During this time it becomes apparent that John’s domestic skills aren’t strong enough to keep the house in check at the same time and he is urged to seek help, which he is reluctant to do. His attitude is decidedly head in the sand, as it’s always been just the two of them.
John continues to take Iris to the water and to the beach as she’s always been a total water baby. She can no longer swim as she once did though, as it now freaks her out. On one occasion they visit the beaches in Suffolk to spend time with an old university chum, Janet (Penelope Wilton) and she’s shocked to see the decline in Iris. The couple later lose Janet to an illness and this does nothing for Iris’ condition.
I don’t really want this review to be all this happened, then in the past this happened, and then back in real life this happened I really don’t and it’s almost unavoidable. The timeline sways back and forth in the most wonderful way, making you fall deeply in love with Young Iris while feeling protective of her declining elder self.
John hasn’t changed a bit, growing into a bumbling but lovely old man, so madly in love with his Iris that at one point, in the midst of a particularly stressful period, he berates her as she sleeps for her past promiscuity. I can understand this completely irrational jealously more than I care to admit.
Eventually, of course, it all gets too much and John has to make a choice.
What will become of Iris and John? Will this film make you cry more than you did at The Green Mile?
UGH! Now I cry at almost everything and daily too but this brought out a special calibre of sobbing.
Dementia is the most heartbreaking thing I can think of and Iris made me want to call every single person I know to tell them I love them.
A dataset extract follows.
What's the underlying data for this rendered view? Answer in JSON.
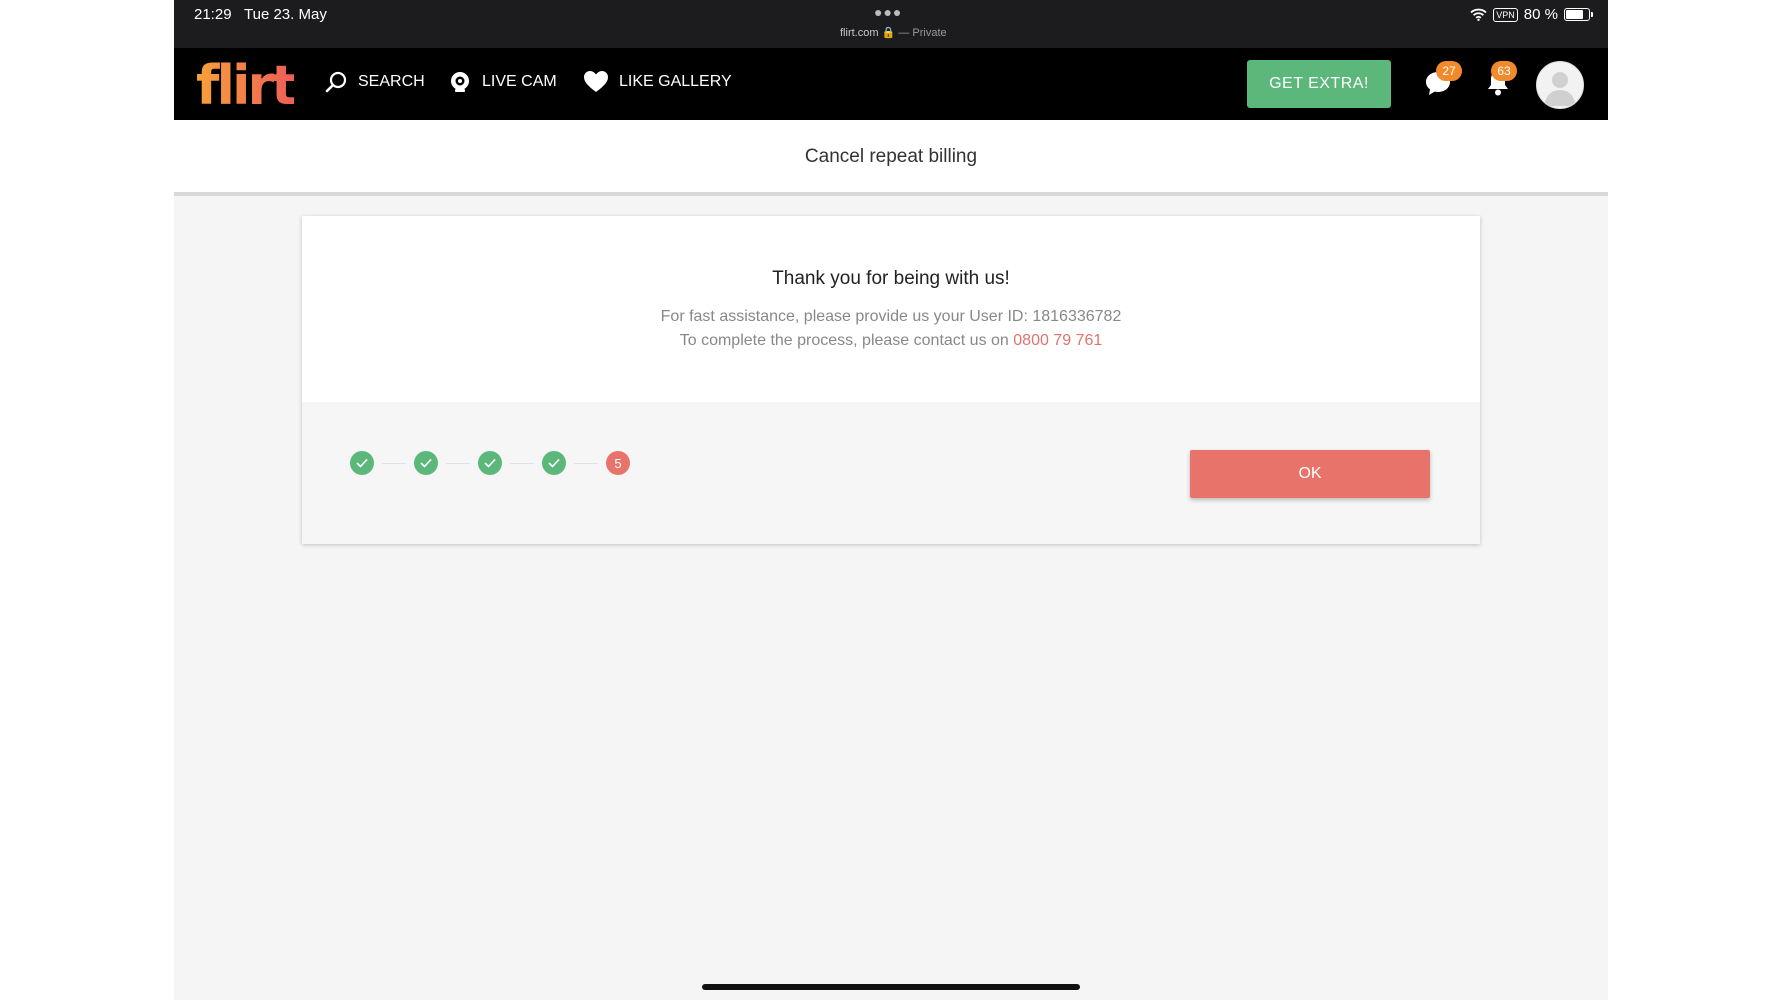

I cried thinking about how I would feel if this happened to my mother. I cried thinking about how I would feel if my beloved started to forget me, or how he’d cope if it happened to me. A very introspective (and melancholy) reaction indeed!
I loved it because it’s beautiful. It’s beautiful because John loves Iris so much and he tries to see the beauty in the condition, in those tiny slivers of lucidity. He loves her to the end and then he honours the woman he’s loved all his life. It’s a very ordinary ending for a unique talent, without fanfare or fireworks and for that it’s all the more devastating.
UGH. Have tissues to hand.
From a feminist point of view, Iris is about a successful and controversial artist whose partner plays second fiddle to her career and that’s refreshing. Iris is accused at one point by a former lover of using her friends to gain stories for her books and I like that about her, although it’s behaviour she denies. It’s very unbecoming for a ‘lady’, right? Which makes it fucking awesome!
I also love that Iris enjoys sex so unapologetically, although she is made to feel somewhat guilty when she’s disclosing her ‘magic number’ to John. Let’s just put that down to the fragile male ego. Again, I also liked that she has a Don’t Tell policy when it comes to her dalliances with the lesbians.
My Rating: 5/5. I can’t give anything less, it would be against English law.